Pienso como un genio, escribo
como un autor distinguido y hablo como un niño. Durante mi carrera docente en
Norteamérica, desde mero lector a profesor titular, nunca he facilitado a mi
auditorio ni una parcela de información que no estuviese preparada de antemano
en forma de nota mecanografiada que tenía ante la vista en el atril. Mis
balbuceos y tartamudeos cuando me pongo al teléfono motivan que los
interlocutores de larga distancia pasen de dirigirse a mí en su inglés nativo a
hacerlo en un francés patético. En las reuniones, cuando trato de entretener a
los invitados con una anécdota interesante, me veo obligado a repetir una y
otra frase para matizar y hacer incisos. Hasta el sueño que le describo a mi
mujer durante el desayuno no pasa de ser un borrador.
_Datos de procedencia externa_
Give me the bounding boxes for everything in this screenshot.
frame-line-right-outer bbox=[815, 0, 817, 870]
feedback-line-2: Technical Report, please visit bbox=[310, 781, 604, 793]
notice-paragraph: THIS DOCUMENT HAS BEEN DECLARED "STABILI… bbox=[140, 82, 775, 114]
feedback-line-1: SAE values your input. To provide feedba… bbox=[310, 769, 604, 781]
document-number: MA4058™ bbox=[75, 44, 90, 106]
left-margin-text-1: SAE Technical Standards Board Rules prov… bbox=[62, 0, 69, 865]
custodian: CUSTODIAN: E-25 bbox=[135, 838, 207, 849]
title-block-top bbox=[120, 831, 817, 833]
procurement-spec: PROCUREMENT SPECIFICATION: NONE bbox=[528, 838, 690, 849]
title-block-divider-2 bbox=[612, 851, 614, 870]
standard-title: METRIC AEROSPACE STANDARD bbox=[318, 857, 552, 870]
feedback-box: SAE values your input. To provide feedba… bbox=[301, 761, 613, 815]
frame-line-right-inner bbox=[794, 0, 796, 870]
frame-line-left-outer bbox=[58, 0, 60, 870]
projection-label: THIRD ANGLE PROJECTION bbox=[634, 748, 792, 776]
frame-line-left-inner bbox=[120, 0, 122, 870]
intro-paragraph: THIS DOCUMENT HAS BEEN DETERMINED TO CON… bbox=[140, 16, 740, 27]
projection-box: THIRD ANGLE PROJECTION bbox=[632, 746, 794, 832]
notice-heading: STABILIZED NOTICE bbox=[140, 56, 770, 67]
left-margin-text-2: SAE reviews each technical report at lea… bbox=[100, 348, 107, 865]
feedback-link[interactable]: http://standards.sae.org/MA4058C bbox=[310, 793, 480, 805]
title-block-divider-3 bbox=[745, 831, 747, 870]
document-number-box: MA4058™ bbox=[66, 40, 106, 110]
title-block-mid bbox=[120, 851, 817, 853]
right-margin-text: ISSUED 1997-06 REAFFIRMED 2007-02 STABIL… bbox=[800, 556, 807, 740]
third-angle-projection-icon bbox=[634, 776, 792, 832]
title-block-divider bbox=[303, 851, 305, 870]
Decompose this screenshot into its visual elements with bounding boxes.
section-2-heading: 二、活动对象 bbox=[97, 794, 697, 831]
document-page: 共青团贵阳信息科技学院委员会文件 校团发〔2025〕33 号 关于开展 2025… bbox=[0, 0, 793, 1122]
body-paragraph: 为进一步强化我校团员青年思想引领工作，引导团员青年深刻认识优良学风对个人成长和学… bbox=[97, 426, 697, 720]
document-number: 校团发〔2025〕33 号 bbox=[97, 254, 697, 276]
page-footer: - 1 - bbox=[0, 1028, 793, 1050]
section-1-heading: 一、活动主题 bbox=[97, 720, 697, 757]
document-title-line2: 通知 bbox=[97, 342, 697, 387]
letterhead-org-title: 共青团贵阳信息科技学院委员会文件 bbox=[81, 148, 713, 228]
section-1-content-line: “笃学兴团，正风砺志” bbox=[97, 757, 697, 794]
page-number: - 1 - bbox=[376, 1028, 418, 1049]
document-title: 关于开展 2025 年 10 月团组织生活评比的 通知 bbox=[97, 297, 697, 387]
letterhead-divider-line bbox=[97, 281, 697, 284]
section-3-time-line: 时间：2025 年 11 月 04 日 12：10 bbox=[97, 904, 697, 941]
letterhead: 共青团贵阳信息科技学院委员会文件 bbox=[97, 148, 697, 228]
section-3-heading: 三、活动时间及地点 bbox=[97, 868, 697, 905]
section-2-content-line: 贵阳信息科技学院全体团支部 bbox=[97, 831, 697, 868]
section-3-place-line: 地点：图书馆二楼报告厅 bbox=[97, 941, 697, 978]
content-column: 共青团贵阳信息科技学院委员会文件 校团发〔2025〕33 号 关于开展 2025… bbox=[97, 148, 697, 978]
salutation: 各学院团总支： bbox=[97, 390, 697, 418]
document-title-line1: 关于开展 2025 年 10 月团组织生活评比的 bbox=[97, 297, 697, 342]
Dadas estas circunstancias, creo
que a nadie se le ocurriría pedirme que me someta a una entrevista, si por “entrevista”
se supone una charla entre dos seres humanos normales. Pues bien, lo han
intentado por lo menos dos veces hace ya tiempo, y en una ocasión en presencia
de un magnetófono; y cuando me volvieron a pasar la cinta y acabé de reírme,
decidí que Nunca en la vida volvería a
repetir esa hazaña. Hoy día tomo todas las precauciones necesarias para estar
seguro de que el golpe que reciba del abanico del mandarín será digno.